2004 wurde die Meisterpflicht in 53 Handwerksberufen aufgehoben. Nun soll sie in zwölf Gewerken wieder eingeführt werden. - © deagreez - stock.adobe.com

1. Was ist die Meisterpflicht im Handwerk – und warum gibt es sie?

Marktzugangsbeschränkungen gibt es im Handwerk seit dem Mittelalter. Nachdem die Meisterpflicht im Laufe der Jahrhunderte mal aufgehoben und wieder eingeführt wurde, wurde sie in Deutschland 1935 als Voraussetzung zur Selbständigkeit im Handwerk wieder eingeführt. 1953 wurde das Gesetz zur Ordnung des Handwerks erlassen, nach dem grundsätzlich ein Meisterbrief zur selbständigen Ausübung des Handwerks verlangt wurde. Mit der Handwerksordnung von 1953 wurde gesetzlich festgeschrieben, dass nur die Meisterprüfung – der "große Befähigungsnachweis" – dazu berechtigt, einen eigenen Handwerksbetrieb aufzumachen.

Verfassungsrichter urteilten 1961, dass die Einschränkung der freien Berufswahl durch die Meisterpflicht nur zum Schutz wichtiger Gemeinschaftsinteressen zulässig sei. Einige Lockerungen hat es nach und nach gegeben, die wichtigste 2004 als Teil der Schröderschen "Agenda 2010": Unter dem Druck der steigenden Arbeitslosigkeit reduzierte die rot-grüne Bundesregierung die Zahl der meisterpflichtigen Handwerksberufe von 94 auf 41. Proteste und Gegenstimmen kamen damals etwa von den betroffenen Verbänden, CDU und CSU sowie der FDP.

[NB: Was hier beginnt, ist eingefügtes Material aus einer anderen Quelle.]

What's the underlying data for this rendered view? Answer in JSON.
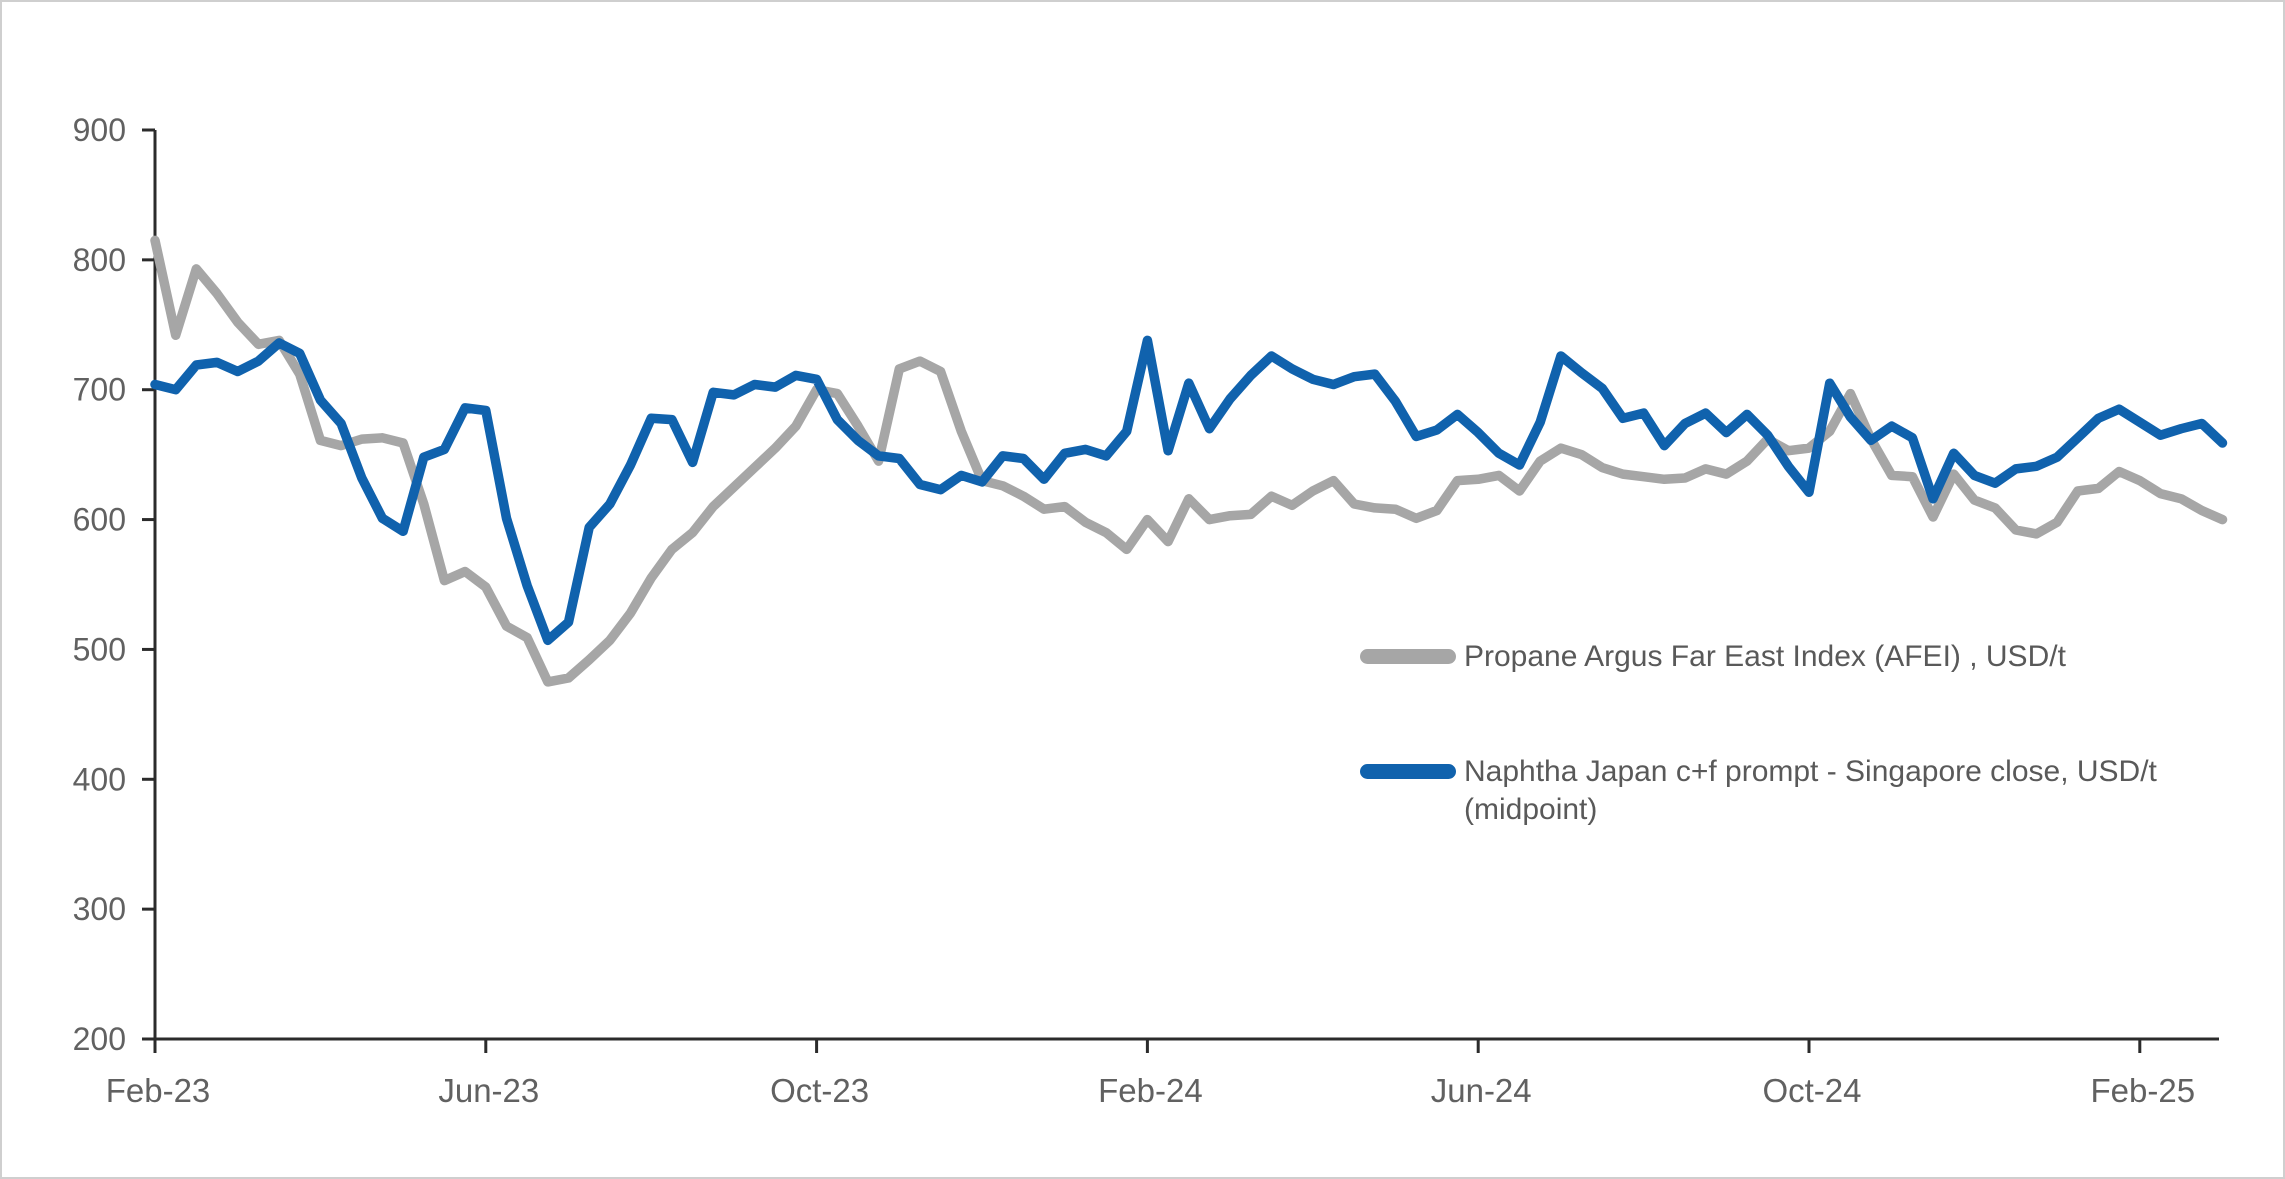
{
  "window": {
    "background": "#FFFFFF",
    "border_color": "#CFCFCF"
  },
  "chart_data": {
    "type": "line",
    "title": "",
    "xlabel": "",
    "ylabel": "",
    "grid": false,
    "legend_position": "middle-right",
    "x_axis": {
      "tick_labels": [
        "Feb-23",
        "Jun-23",
        "Oct-23",
        "Feb-24",
        "Jun-24",
        "Oct-24",
        "Feb-25"
      ],
      "tick_months": [
        0,
        4,
        8,
        12,
        16,
        20,
        24
      ],
      "months_span": 25
    },
    "y_axis": {
      "min": 200,
      "max": 900,
      "tick_step": 100,
      "tick_labels": [
        "200",
        "300",
        "400",
        "500",
        "600",
        "700",
        "800",
        "900"
      ]
    },
    "x_step_months": 0.25,
    "series": [
      {
        "name": "Propane Argus Far East Index (AFEI) , USD/t",
        "color": "#A6A6A6",
        "values": [
          815,
          742,
          793,
          774,
          752,
          735,
          738,
          712,
          661,
          657,
          662,
          663,
          659,
          612,
          553,
          560,
          548,
          518,
          509,
          475,
          478,
          492,
          507,
          528,
          555,
          577,
          590,
          610,
          625,
          640,
          655,
          672,
          700,
          697,
          672,
          645,
          716,
          722,
          714,
          668,
          630,
          626,
          618,
          608,
          610,
          598,
          590,
          577,
          600,
          583,
          616,
          600,
          603,
          604,
          618,
          611,
          622,
          630,
          612,
          609,
          608,
          601,
          607,
          630,
          631,
          634,
          622,
          645,
          655,
          650,
          640,
          635,
          633,
          631,
          632,
          639,
          635,
          645,
          662,
          653,
          655,
          668,
          697,
          662,
          634,
          633,
          602,
          635,
          615,
          609,
          592,
          589,
          598,
          622,
          624,
          637,
          630,
          620,
          616,
          607,
          600
        ]
      },
      {
        "name": "Naphtha Japan c+f prompt  - Singapore close, USD/t (midpoint)",
        "color": "#1062AD",
        "values": [
          704,
          700,
          719,
          721,
          714,
          722,
          736,
          728,
          692,
          674,
          632,
          601,
          591,
          648,
          654,
          686,
          684,
          601,
          549,
          507,
          521,
          594,
          612,
          642,
          678,
          677,
          644,
          698,
          696,
          704,
          702,
          711,
          708,
          677,
          661,
          649,
          647,
          627,
          623,
          634,
          629,
          649,
          647,
          631,
          651,
          654,
          649,
          668,
          738,
          653,
          705,
          670,
          693,
          711,
          726,
          716,
          708,
          704,
          710,
          712,
          691,
          664,
          669,
          681,
          667,
          651,
          642,
          675,
          726,
          713,
          701,
          678,
          682,
          657,
          674,
          682,
          667,
          681,
          665,
          641,
          621,
          705,
          679,
          661,
          672,
          663,
          616,
          651,
          634,
          628,
          639,
          641,
          648,
          663,
          678,
          685,
          675,
          665,
          670,
          674,
          659
        ]
      }
    ]
  },
  "legend": {
    "item_count": 2
  }
}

Seit Anfang 2020 gilt nun die Meisterpflicht wieder in 12 Gewerken, die zuvor nicht meisterpflichtig waren. Das Gesetz wurde am 13. Februar im Bundesgesetzblatt veröffentlicht.

2. Warum wurde die Meisterpflicht 2004 in einigen Gewerken abgeschafft?

Von der Reform der Handwerksordnung versprach sich die damalige Bundesregierung mehr Wettbewerb und Unternehmensgründungen. Seinerzeit litt Deutschland unter hoher Arbeitslosigkeit.

Die Bundesregierung beschloss im Zuge der Hartz-Reformen 2004 zum einen eine Deregulierung von 53 Handwerksberufen, die B1-Handwerke (z.B. Fliesen-, Platten- und Mosaikleger, Gebäudereiniger, Raumausstatter), in denen die Meisterpflicht komplett entfiel, sowie zum anderen Ausnahmeregelungen in fast allen verbliebenen A-Handwerken. 

3. Wo liegen die Unterschiede zwischen Anlage A und B?

In den zulassungspflichtigen Berufen (Anlage A) ist ein Meistertitel Voraussetzung für die Gründung eines Betriebes. Seit 2004 existieren jedoch einige Ausnahmeregelungen, etwa für erfahrene Gesellen (Altgesellenregelung) und EU-Ausländer. Die Meisterpflicht gilt nur noch für solche Gewerke, bei deren Ausübung nach Auffassung des Gesetzgebers Gefahren für die Gesundheit oder das Leben Dritter entstehen können. Im Mittelpunkt steht damit die Abwehr von etwaigen, aus mangelnder Qualität resultierenden Gefahren. In den zulassungsfreien Berufen wird seit der Novellierung der Handwerksordnung für die selbstständige Leitung eines Handwerksbetriebs keine spezifische Berufsqualifikation mehr benötigt. Der Meistertitel kann aber freiwillig erworben werden, sofern für den betreffenden Beruf eine Ausbildungsordnung besteht.

Wer im Handwerk einen Meisterbrief erworben hat, darf auch Lehrlinge ausbilden, denn ein Ausbilderschein (oder "eine Ausbildungseignungsprüfung) ist Teil der Meisterausbildung. In den zulassungsfreien Berufen dürfen Handwerker ebenfalls ausbilden, wenn sie eine Meisterprüfung abgelegt haben, oder wenn sie eine fachliche Prüfung bestanden haben und eine angemessene Dauer in dem entsprechenden Beruf tätig waren. Zusätzlich ist der Nachweis berufs- und arbeitspädagogischer Kompetenzen erforderlich. 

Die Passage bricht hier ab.